De acordo com dr. Cássio, a boa higienização é uma dificuldade para quem usa a contenção. O profissional deve orientar com instruções e treinamento para facilitar. A estudante de biologia molecular Maria Laura Halon, 22 anos, usa contenção e concorda. Ela está com o artefato há seis anos após ter utilizado aparelho fixo por dois anos e meio. "No início, foi ruim, pois fica uma saliência áspera sempre em contato direto com a língua, mas depois vira costume", diz. Laura afirma que não há mudanças no estilo de vida nem no tipo de alimentação, mas por ser uma contenção "reta", a utilização do fio-dental fica realmente difícil, o que pode facilitar a formação de tártaro. 
 
Para superar esse problema, ela faz uma limpeza geral a cada seis meses. "Isso vai acabar quando eu fizer a troca da contenção para uma em `zigue-zague`, que deixa uma abertura entre os dentes, possibilitando o uso do fio-dental", completa a estudante.

sexta-feira, 5 de novembro de 2010

Apinhamento dentário aparece na genética brasileira e pode ser tratado

Alguns problemas que interferem na saúde e estética da boca são herdadas pela genética ou pelo desenvolvimento incorreto da arcada dentária, mas são facilmente resolvidas com tratamentos ortodônticos. É o caso o apinhamento dental, o problema mais comum na região bucal entre os brasileiros.

De jovens brasileiros entre 7 a 14 anos, 68% desenvolvem o apinhamento dentes na boca. Esse desalinhamento dentário pode prejudicar o fechamento dos lábios e dependendo, a fala, a mastigação, a higiene, o correto contato entre os dentes, desgastes assimétricos, bruxismo, dores de cabeça, etc. O principal problema é a dificuldade de higienização dos dentes, podendo resultar em cáries e perda do suporte dos dentes por inflamação, percebido pelo sangramento e mau hálito na boca.

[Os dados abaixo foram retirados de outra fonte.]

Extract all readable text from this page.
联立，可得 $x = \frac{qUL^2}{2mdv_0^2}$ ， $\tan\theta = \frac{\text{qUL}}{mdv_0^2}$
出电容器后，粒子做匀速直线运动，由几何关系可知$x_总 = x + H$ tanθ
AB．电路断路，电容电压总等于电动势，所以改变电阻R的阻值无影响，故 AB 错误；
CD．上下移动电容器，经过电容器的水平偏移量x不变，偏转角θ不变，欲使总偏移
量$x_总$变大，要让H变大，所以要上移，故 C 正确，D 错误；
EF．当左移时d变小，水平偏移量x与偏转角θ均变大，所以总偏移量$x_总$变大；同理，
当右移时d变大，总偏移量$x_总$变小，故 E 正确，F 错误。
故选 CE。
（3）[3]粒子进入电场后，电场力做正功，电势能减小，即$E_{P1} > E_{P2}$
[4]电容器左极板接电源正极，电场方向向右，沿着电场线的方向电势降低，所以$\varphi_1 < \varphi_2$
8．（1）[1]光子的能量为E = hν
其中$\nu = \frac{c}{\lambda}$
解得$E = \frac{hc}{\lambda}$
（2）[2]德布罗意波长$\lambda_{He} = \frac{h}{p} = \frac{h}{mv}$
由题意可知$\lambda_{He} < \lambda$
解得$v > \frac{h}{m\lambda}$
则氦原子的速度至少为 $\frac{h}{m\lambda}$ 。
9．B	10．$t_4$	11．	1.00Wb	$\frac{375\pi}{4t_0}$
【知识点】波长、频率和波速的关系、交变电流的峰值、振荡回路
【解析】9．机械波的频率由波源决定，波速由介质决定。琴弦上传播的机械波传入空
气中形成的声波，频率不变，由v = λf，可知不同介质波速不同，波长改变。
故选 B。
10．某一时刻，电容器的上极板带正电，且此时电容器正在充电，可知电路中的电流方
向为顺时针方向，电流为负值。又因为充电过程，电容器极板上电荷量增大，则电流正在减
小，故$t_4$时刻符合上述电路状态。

A causa do apinhamento é o excesso de dentes ou uma base óssea pequena demais para comportar o volume dentário. Como resultado, os dentes se sobressaem uns aos outros, a mordida fica prejudicada, os ossos e músculos crescem em uma posição incorreta. De acordo com o Doutor em ortodontia Cássio Selaimen, por esses motivos, uma série de problemas secundários são gerados. "A dificuldade de higienização, doença periodontal e a fragilidade para cáries são as principais", alerta.

Cássio explica que o tratamento é possível em qualquer faixa etária por meio de aparelhos ortodônticos. Se realizado ainda na infância, pode-se evitar a extração de dentes permanentes e cirurgias. Os resultados são bastante satisfatórios e animam o paciente, que em alguns casos chegam a desenvolver dores de cabeça, sangramento na gengiva, entre outros.  "A estética melhora bastante, e isso também é um ponto relevante para que os adultos busquem ajuda profissional", conclui.